A Câmara dos Deputados aprovou a proposta da minirreforma eleitoral, que introduz importantes alterações na legislação vigente, incluindo a permissão para um Programa de Recuperação Fiscal (Refis) destinado a partidos políticos. Esta medida visa facilitar a regularização de dívidas e a aprovação de contas partidárias com ressalvas, especialmente quando as falhas não excedem 10% do total de receitas anuais, excluindo receitas estimáveis, desde que não haja indícios de má-fé ou descumprimento das cotas para incentivo à participação feminina.
O Projeto de Lei 4822/25, conforme o parecer do deputado Rodrigo Gambale (Pode-SP), também estabelece que as contas de institutos e fundações partidárias serão analisadas em conjunto com as dos partidos, garantindo aos seus representantes legais o direito de constituir advogados e cumprir diligências.
Programa de Recuperação Fiscal (Refis)
A nova legislação estende o Programa de Recuperação Fiscal para dívidas já em execução ou com prazos de parcelamento inferiores a 180 meses, replicando as disposições da Emenda Constitucional 133/24, que já havia previsto um Refis similar para as legendas.
Um ponto crucial é o prazo de um ano concedido à unidade técnica da Justiça Eleitoral para identificar equívocos ou inconsistências nas contas.
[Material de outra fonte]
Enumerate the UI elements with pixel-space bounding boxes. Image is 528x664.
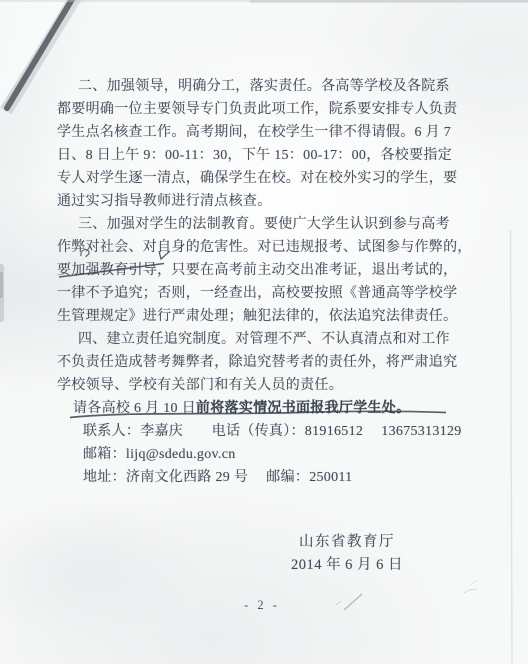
contact-email-line: 邮箱：lijq@sdedu.gov.cn [57, 443, 487, 466]
doc-line: 都要明确一位主要领导专门负责此项工作，院系要安排专人负责 [57, 98, 487, 121]
signature-block: 山东省教育厅 2014 年 6 月 6 日 [281, 531, 413, 577]
signature-org: 山东省教育厅 [281, 531, 413, 554]
doc-line: 不负责任造成替考舞弊者，除追究替考者的责任外，将严肃追究 [57, 351, 487, 374]
pen-scratch [470, 580, 477, 585]
contact-person-line: 联系人：李嘉庆 电话（传真）：81916512 13675313129 [57, 420, 487, 443]
text-before-strike: 要 [57, 263, 71, 278]
doc-line: 三、加强对学生的法制教育。要使广大学生认识到参与高考 [57, 213, 487, 236]
scanned-document-page: 二、加强领导，明确分工，落实责任。各高等学校及各院系 都要明确一位主要领导专门负… [0, 0, 528, 664]
doc-line: 二、加强领导，明确分工，落实责任。各高等学校及各院系 [57, 75, 487, 98]
scan-top-edge [0, 0, 528, 2]
struck-text: 加强教育引导 [71, 263, 157, 278]
left-edge-smudge [0, 264, 4, 322]
contact-block: 联系人：李嘉庆 电话（传真）：81916512 13675313129 邮箱：l… [57, 420, 487, 489]
doc-line: 生管理规定》进行严肃处理；触犯法律的，依法追究法律责任。 [57, 305, 487, 328]
contact-address-line: 地址：济南文化西路 29 号 邮编：250011 [57, 466, 487, 489]
doc-line: 通过实习指导教师进行清点核查。 [57, 190, 487, 213]
paragraph-2: 二、加强领导，明确分工，落实责任。各高等学校及各院系 都要明确一位主要领导专门负… [57, 75, 487, 213]
notice-bold-text: 前将落实情况书面报我厅学生处。 [196, 401, 411, 416]
doc-line: 学校领导、学校有关部门和有关人员的责任。 [57, 374, 487, 397]
doc-line: 作弊对社会、对自身的危害性。对已违规报考、试图参与作弊的， [57, 236, 487, 259]
pen-scratch [464, 589, 477, 593]
doc-line: 日、8 日上午 9：00-11：30，下午 15：00-17：00，各校要指定 [57, 144, 487, 167]
underlined-notice-line: 请各高校 6 月 10 日前将落实情况书面报我厅学生处。 [57, 397, 487, 420]
doc-line: 学生点名核查工作。高考期间，在校学生一律不得请假。6 月 7 [57, 121, 487, 144]
page-number: - 2 - [0, 598, 524, 613]
doc-line-with-strikethrough: 要加强教育引导，只要在高考前主动交出准考证，退出考试的， [57, 259, 487, 282]
left-edge-smudge-dark [0, 272, 3, 298]
text-after-strike: ，只要在高考前主动交出准考证，退出考试的， [157, 263, 457, 278]
doc-line: 一律不予追究；否则，一经查出，高校要按照《普通高等学校学 [57, 282, 487, 305]
signature-date: 2014 年 6 月 6 日 [281, 554, 413, 577]
scan-top-edge-dark [250, 0, 528, 3]
paragraph-3: 三、加强对学生的法制教育。要使广大学生认识到参与高考 作弊对社会、对自身的危害性… [57, 213, 487, 328]
doc-line: 专人对学生逐一清点，确保学生在校。对在校外实习的学生，要 [57, 167, 487, 190]
document-body: 二、加强领导，明确分工，落实责任。各高等学校及各院系 都要明确一位主要领导专门负… [57, 75, 487, 489]
paragraph-4: 四、建立责任追究制度。对管理不严、不认真清点和对工作 不负责任造成替考舞弊者，除… [57, 328, 487, 397]
doc-line: 四、建立责任追究制度。对管理不严、不认真清点和对工作 [57, 328, 487, 351]
notice-normal-text: 请各高校 6 月 10 日 [73, 401, 196, 416]
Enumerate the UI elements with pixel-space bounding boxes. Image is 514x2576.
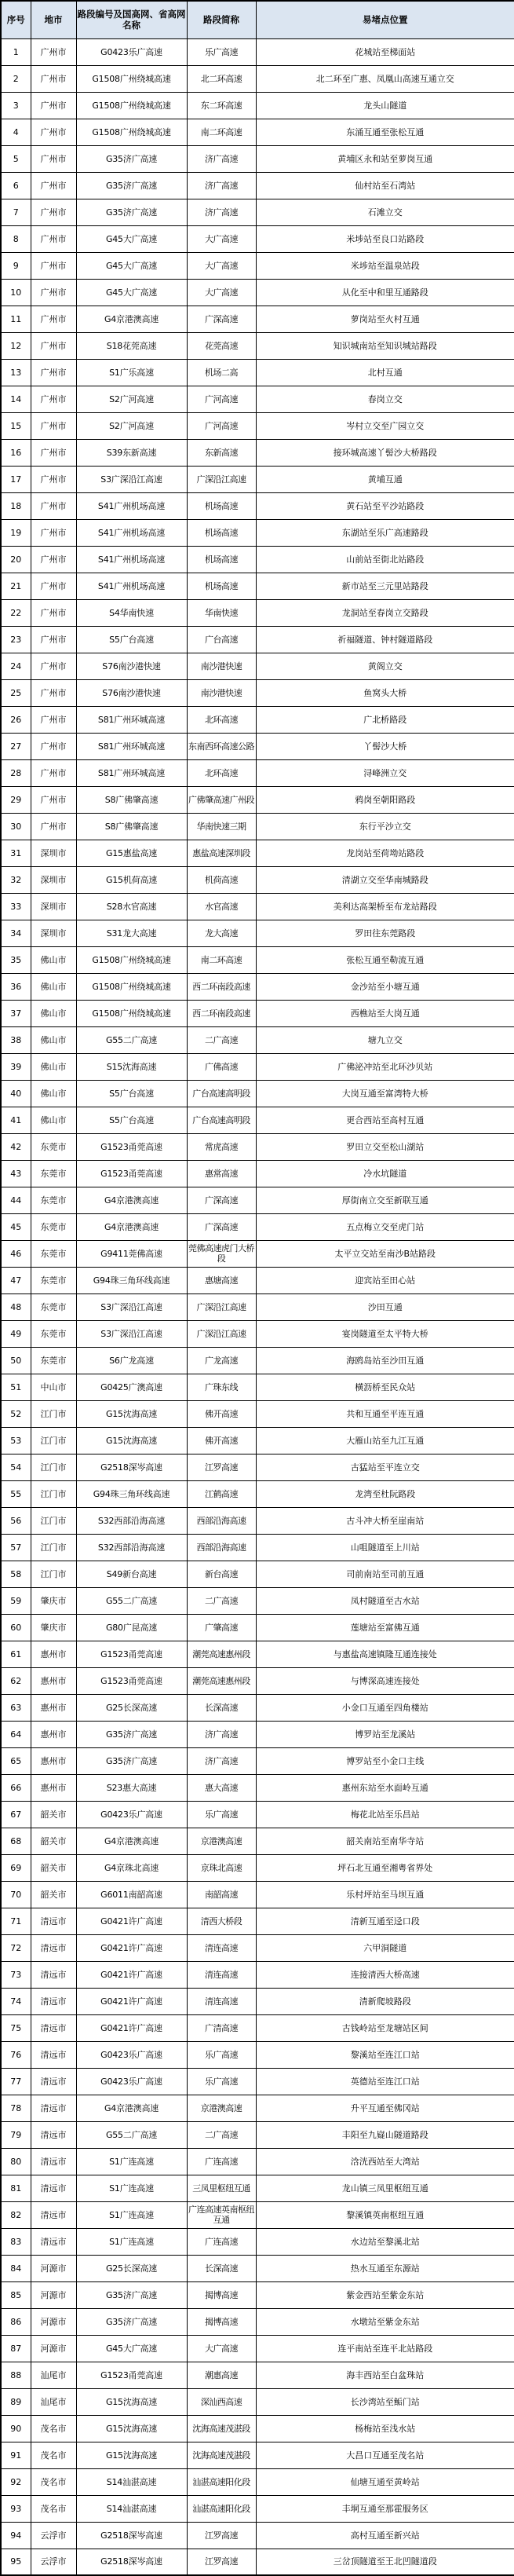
table-row: 43东莞市G1523甬莞高速惠常高速冷水坑隧道 (1, 1160, 514, 1187)
congestion-location-cell: 春岗立交 (256, 386, 514, 412)
table-row: 42东莞市G1523甬莞高速常虎高速罗田立交至松山湖站 (1, 1133, 514, 1160)
congestion-location-cell: 岑村立交至广园立交 (256, 412, 514, 439)
table-row: 75清远市G0421许广高速广清高速古钱岭站至龙塘站区间 (1, 2014, 514, 2041)
row-number-cell: 81 (1, 2175, 31, 2201)
city-cell: 广州市 (31, 786, 76, 813)
congestion-location-cell: 凤村隧道至古水站 (256, 1587, 514, 1614)
road-code-cell: S8广佛肇高速 (76, 813, 187, 840)
congestion-location-cell: 五点梅立交至虎门站 (256, 1213, 514, 1240)
row-number-cell: 17 (1, 466, 31, 492)
row-number-cell: 52 (1, 1400, 31, 1427)
row-number-cell: 75 (1, 2014, 31, 2041)
table-row: 84河源市G25长深高速长深高速热水互通至东源站 (1, 2255, 514, 2281)
congestion-location-cell: 梅花北站至乐昌站 (256, 1801, 514, 1828)
congestion-location-cell: 东行平沙立交 (256, 813, 514, 840)
row-number-cell: 11 (1, 306, 31, 332)
city-cell: 河源市 (31, 2335, 76, 2362)
road-shortname-cell: 华南快速三期 (187, 813, 256, 840)
table-row: 14广州市S2广河高速广河高速春岗立交 (1, 386, 514, 412)
city-cell: 广州市 (31, 813, 76, 840)
road-code-cell: S2广河高速 (76, 386, 187, 412)
road-shortname-cell: 广连高速英南枢纽互通 (187, 2201, 256, 2228)
table-row: 50东莞市S6广龙高速广龙高速海鸥岛站至沙田互通 (1, 1347, 514, 1374)
row-number-cell: 80 (1, 2148, 31, 2175)
road-shortname-cell: 广肇高速 (187, 1614, 256, 1641)
row-number-cell: 84 (1, 2255, 31, 2281)
road-code-cell: G15沈海高速 (76, 1400, 187, 1427)
road-code-cell: S1广连高速 (76, 2175, 187, 2201)
table-row: 79清远市G55二广高速二广高速丰阳至九嶷山隧道路段 (1, 2121, 514, 2148)
table-row: 6广州市G35济广高速济广高速仙村站至石湾站 (1, 172, 514, 199)
congestion-location-cell: 大雁山站至九江互通 (256, 1427, 514, 1454)
column-header-city: 地市 (31, 1, 76, 38)
congestion-location-cell: 古斗冲大桥至崖南站 (256, 1507, 514, 1534)
row-number-cell: 64 (1, 1721, 31, 1747)
table-row: 5广州市G35济广高速济广高速黄埔区永和站至萝岗互通 (1, 145, 514, 172)
table-row: 67韶关市G0423乐广高速乐广高速梅花北站至乐昌站 (1, 1801, 514, 1828)
road-shortname-cell: 济广高速 (187, 199, 256, 225)
column-header-congestion-location: 易堵点位置 (256, 1, 514, 38)
table-row: 16广州市S39东新高速东新高速接环城高速丫髻沙大桥路段 (1, 439, 514, 466)
congestion-location-cell: 东湖站至乐广高速路段 (256, 519, 514, 546)
congestion-location-cell: 古猛站至平连立交 (256, 1454, 514, 1480)
road-code-cell: G4京港澳高速 (76, 1213, 187, 1240)
road-code-cell: G94珠三角环线高速 (76, 1480, 187, 1507)
table-row: 77清远市G0423乐广高速乐广高速英德站至连江口站 (1, 2068, 514, 2095)
city-cell: 东莞市 (31, 1293, 76, 1320)
table-row: 37佛山市G1508广州绕城高速西二环南段高速西樵站至大岗互通 (1, 1000, 514, 1026)
road-shortname-cell: 济广高速 (187, 145, 256, 172)
row-number-cell: 61 (1, 1641, 31, 1667)
road-code-cell: S1广连高速 (76, 2201, 187, 2228)
road-code-cell: G35济广高速 (76, 172, 187, 199)
road-shortname-cell: 沈海高速茂湛段 (187, 2442, 256, 2468)
road-shortname-cell: 西部沿海高速 (187, 1507, 256, 1534)
road-code-cell: G0423乐广高速 (76, 2068, 187, 2095)
city-cell: 清远市 (31, 2228, 76, 2255)
row-number-cell: 76 (1, 2041, 31, 2068)
congestion-location-cell: 共和互通至平连互通 (256, 1400, 514, 1427)
road-code-cell: G1523甬莞高速 (76, 1667, 187, 1694)
city-cell: 江门市 (31, 1480, 76, 1507)
city-cell: 广州市 (31, 733, 76, 759)
road-shortname-cell: 广深高速 (187, 1213, 256, 1240)
road-code-cell: G94珠三角环线高速 (76, 1267, 187, 1293)
road-shortname-cell: 广清高速 (187, 2014, 256, 2041)
row-number-cell: 5 (1, 145, 31, 172)
row-number-cell: 35 (1, 946, 31, 973)
road-shortname-cell: 南沙港快速 (187, 653, 256, 679)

Após esse período, o parecer será considerado favorável, caso não haja manifestação. Além disso, a Justiça Eleitoral deverá focar apenas na legalidade das despesas partidárias, abstendo-se de emitir juízos de valor subjetivos ou genéricos.
Nesse contexto, serão avaliados aspectos como a existência de doações vedadas ou de origem não identificada, a correta aplicação das cotas destinadas às fundações e ao programa de incentivo à participação feminina na política em relação ao Fundo Partidário, e a regularidade na inscrição das pessoas jurídicas.
Após a emissão do parecer técnico e antes do julgamento final, o partido político terá um prazo de 30 dias para apresentar sua manifestação e anexar documentos adicionais, que deverão ser considerados para evitar o recolhimento de valores.
Vacância de Cargos Legislativos
Para evitar a convocação de suplentes que tenham mudado de partido, a proposta exige que a respectiva Casa legislativa (Câmara de Vereadores, Assembleia Legislativa ou Câmara dos Deputados) verifique a filiação. O objetivo é garantir que o parlamentar convocado esteja filiado ao mesmo partido para o qual a vaga original foi designada no sistema proporcional.
No caso de federações partidárias, é permitido que o suplente tenha mudado de partido, desde que permaneça dentro das legendas que compõem essa federação.
Caso o suplente imediato não atenda à exigência de filiação, será convocado o próximo na ordem de sucessão que cumpra tal requisito, até que a Justiça Eleitoral decida definitivamente sobre a justa causa para a desfiliação do suplente inicialmente preterido.
Novas Regras para Fusão de Partidos
A minirreforma também modifica as diretrizes para fusão ou incorporação de partidos políticos. A exigência de registro mínimo de cinco anos de cada partido junto ao Tribunal Superior Eleitoral (TSE) passará a ser aplicada apenas às legendas que não existiam previamente.
Todos os processos judiciais e administrativos em andamento relacionados a fusões ou incorporações serão suspensos até que o novo representante legal do partido resultante seja devidamente citado ou intimado para dar prosseguimento à defesa nos autos.
Quanto aos débitos dos partidos originários, o partido resultante assumirá essas obrigações financeiras. Contudo, ele não estará sujeito às sanções de suspensão ou bloqueio de repasses de recursos do Fundo Partidário que foram aplicadas às legendas que se fundiram.